President Biden announced on Wednesday that he would cancel $10,000 in student loan debt for Americans earning less than $125,000 per year, capping months of anticipation over a campaign promise to provide economic relief to millions of people, according to four people familiar with the announcement.
Mr. Biden also extended a pandemic-era pause on loan payments until the end of the year. It has been in effect since March 2020.
“In keeping with my campaign promise, my Administration is announcing a plan to give working and middle class families breathing room as they prepare to resume federal student loan payments in January 2023,” the president said in a Twitter post outlining some details of his plan.

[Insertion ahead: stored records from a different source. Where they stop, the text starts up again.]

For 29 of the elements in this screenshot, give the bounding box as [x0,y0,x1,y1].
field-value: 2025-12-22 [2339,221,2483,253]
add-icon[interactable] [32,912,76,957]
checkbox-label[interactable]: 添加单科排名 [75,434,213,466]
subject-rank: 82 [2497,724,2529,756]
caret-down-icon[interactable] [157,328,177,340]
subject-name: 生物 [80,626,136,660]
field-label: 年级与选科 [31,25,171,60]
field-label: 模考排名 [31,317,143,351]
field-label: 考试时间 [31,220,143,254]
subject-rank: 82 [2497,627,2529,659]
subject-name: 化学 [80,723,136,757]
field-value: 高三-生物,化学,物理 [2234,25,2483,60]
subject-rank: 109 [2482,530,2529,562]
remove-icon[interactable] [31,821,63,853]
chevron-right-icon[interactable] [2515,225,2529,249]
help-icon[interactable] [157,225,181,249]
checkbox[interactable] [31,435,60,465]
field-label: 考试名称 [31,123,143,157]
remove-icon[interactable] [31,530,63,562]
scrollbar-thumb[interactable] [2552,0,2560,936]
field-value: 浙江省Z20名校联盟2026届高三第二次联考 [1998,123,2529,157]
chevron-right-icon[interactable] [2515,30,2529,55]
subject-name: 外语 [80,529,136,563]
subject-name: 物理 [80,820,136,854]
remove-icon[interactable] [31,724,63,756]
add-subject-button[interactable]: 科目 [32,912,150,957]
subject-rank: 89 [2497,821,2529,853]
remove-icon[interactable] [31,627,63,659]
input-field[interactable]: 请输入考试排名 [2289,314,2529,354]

Mr. Biden also said those with undergraduate loans would be able to cap their payments at 5 percent of their monthly income, a change that could significantly reduce bills for millions of borrowers. The government’s current income-driven plans generally cap payments at 10 percent of a borrower’s discretionary income.
The debt forgiveness, although far less than the amount that some Democrats had been pushing for, comes after months of deliberations in the White House over fairness and fears that it could exacerbate inflation before the midterm elections. The plan will almost certainly face legal challenges, making the timing of any relief uncertain.
Many Democrats have argued that debt forgiveness is necessary to address racial disparities in the economy. But critics say widespread debt forgiveness is unfair to those who tightened their belts to pay for college, and Republicans and some Democrats contend that it will add to inflation by giving consumers more money to spend.
The White House sought to address those economic concerns by targeting relief, which will be available only to borrowers earning less than $125,000 a year or households earning less than $250,000. The administration contends that 90 percent of the relief will go to households earning $75,000 a year or less.
Students who received Pell grants, which are for low-income students, will be eligible for an additional $10,000 in debt forgiveness.